Welsh farming can survive the credit crunch, says CBI

Farmers in west Wales are as well placed as any other industry to survive the recession, says business lobby group CBI Wales.


But speaking to farmers this week, CBI Wales director David Rosser warned that the “very dramatic” way the world economy had been turned on its head was affecting every county and every sector of business.


Mr Rosser said: “Forecasts are worthless at the moment. No one knows how long this is going to last, but I can see 2009 is going to be very difficult for businesses.


“Even with the worst forecast, 90% of those employed in this country will still have a job at the end of this current credit crunch.


“But, those 90% aren’t sure whether they will still have a job and the lack of confidence will not help us get out of recession. The collapse in confidence is driving this recession.”


He warned that the Welsh Assembly government was not well placed to meet the financial implications of climate change targets.


It would mean a real squeeze on the budget in coming years.


Carmarthenshire NFU county chairman, Bernard Llewellyn, agreed that Welsh assembly funding would be an issue with regard to climate change targets.

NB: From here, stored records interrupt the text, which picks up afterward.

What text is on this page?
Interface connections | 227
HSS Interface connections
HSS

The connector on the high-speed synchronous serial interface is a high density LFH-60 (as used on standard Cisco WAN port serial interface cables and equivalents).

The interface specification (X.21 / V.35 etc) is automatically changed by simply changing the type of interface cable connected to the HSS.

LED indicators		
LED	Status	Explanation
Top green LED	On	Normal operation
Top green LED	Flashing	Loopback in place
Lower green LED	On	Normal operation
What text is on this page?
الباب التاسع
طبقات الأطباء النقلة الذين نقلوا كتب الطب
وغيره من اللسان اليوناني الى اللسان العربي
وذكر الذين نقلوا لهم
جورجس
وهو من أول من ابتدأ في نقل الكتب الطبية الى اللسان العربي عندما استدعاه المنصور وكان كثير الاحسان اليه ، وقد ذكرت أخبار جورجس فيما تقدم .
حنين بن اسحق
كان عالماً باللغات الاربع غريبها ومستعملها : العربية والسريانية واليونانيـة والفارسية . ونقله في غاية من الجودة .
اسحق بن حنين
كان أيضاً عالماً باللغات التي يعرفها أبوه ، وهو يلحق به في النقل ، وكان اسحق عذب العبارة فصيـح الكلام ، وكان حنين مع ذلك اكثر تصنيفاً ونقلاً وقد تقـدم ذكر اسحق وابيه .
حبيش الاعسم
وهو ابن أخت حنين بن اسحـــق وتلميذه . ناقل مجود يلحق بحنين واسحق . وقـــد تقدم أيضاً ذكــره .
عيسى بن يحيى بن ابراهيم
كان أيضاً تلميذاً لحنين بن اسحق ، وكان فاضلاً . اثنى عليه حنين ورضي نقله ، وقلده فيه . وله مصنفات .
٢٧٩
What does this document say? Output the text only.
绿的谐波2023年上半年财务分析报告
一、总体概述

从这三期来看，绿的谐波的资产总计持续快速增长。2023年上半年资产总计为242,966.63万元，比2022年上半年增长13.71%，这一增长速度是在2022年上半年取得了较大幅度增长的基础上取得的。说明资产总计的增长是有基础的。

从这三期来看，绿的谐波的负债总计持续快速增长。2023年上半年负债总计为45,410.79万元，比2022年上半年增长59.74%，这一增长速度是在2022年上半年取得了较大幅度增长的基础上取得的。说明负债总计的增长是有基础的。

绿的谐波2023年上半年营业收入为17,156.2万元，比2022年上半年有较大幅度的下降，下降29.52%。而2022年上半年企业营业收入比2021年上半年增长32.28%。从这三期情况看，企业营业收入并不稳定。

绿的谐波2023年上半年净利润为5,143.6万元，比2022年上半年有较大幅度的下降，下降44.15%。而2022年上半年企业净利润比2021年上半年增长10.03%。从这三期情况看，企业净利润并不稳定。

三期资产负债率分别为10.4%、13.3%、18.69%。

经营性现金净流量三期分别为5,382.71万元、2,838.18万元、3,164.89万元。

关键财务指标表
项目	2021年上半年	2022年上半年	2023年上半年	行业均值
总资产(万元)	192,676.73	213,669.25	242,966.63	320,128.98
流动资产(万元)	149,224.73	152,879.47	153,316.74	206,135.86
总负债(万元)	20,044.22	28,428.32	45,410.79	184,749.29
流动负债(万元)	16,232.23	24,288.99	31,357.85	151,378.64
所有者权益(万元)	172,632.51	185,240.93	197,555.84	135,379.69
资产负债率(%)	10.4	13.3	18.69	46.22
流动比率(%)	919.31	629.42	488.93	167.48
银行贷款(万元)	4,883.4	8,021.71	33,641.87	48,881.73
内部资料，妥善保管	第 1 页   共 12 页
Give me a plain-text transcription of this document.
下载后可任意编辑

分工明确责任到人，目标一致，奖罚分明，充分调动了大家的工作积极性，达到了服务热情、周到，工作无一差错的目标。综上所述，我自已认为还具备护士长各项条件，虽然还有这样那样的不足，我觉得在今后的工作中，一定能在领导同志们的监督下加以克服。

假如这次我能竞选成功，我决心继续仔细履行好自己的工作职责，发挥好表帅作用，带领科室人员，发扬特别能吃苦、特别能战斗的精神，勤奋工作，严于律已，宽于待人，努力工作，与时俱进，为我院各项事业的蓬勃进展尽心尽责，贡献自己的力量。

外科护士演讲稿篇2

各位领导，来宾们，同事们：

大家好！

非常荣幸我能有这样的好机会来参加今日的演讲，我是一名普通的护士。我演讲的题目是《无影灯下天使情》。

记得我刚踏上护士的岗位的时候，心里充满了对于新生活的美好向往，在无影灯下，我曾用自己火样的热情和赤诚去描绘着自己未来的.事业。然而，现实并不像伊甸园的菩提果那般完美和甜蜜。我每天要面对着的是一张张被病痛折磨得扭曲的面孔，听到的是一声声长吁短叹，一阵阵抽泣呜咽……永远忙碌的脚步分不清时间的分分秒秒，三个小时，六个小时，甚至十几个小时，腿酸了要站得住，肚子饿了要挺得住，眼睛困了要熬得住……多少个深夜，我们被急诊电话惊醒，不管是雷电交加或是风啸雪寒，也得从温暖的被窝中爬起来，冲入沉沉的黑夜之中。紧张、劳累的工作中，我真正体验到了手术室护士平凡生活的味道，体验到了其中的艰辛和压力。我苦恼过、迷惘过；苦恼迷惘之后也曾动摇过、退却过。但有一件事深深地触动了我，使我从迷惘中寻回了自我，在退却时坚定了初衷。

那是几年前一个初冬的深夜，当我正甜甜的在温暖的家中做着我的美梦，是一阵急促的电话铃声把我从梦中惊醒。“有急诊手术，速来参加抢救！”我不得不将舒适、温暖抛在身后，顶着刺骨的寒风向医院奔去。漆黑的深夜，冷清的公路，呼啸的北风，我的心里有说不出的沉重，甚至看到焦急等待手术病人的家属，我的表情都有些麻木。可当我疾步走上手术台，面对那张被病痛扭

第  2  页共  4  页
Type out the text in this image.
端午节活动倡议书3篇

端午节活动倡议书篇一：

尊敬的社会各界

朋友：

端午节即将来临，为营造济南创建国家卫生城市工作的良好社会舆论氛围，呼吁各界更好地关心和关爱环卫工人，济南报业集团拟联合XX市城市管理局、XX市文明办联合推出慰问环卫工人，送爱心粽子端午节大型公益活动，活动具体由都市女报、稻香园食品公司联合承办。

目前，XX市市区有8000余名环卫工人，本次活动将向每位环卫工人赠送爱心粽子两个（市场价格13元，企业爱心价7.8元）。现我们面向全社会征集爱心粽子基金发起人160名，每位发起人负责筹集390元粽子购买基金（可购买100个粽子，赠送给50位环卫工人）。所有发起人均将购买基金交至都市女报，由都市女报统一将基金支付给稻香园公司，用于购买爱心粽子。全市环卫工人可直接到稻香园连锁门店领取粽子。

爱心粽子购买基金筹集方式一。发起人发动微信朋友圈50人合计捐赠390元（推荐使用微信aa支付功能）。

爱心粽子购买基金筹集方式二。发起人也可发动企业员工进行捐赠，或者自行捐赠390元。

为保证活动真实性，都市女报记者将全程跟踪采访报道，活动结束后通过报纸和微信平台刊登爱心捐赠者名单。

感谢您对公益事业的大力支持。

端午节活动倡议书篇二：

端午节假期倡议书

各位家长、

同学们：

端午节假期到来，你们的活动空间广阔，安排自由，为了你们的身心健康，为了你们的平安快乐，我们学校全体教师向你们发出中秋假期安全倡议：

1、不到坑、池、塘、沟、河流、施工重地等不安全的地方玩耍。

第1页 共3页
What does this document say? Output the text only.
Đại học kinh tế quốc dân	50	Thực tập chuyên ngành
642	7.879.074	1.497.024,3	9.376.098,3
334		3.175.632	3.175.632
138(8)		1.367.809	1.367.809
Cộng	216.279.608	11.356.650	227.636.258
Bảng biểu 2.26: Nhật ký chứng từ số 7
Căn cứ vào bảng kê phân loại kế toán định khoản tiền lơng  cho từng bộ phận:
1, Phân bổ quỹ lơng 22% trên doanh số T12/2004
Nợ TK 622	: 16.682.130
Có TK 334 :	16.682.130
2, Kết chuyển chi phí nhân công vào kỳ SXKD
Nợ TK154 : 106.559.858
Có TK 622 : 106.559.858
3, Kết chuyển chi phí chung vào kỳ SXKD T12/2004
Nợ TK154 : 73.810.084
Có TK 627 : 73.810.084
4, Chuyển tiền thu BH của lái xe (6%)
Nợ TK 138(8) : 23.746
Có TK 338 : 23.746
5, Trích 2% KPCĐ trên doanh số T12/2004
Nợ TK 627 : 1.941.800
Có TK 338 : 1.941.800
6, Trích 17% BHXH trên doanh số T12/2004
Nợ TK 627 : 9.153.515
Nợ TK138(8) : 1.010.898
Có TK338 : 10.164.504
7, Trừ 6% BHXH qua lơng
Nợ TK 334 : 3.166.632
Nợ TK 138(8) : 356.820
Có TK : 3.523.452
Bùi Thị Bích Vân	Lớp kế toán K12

He added: “Climate change is going to be one of the issues requiring future support and I think if there is a way in which we can change some of our farming patterns to help mitigate climate change and sequester carbon we will need encouragement.


“As an individual I would like to directly link agriculture with industry in terms of climate change and bypass government, as with some water companies in the north of England which pay farmers to avoid phosphates leaching into water courses.”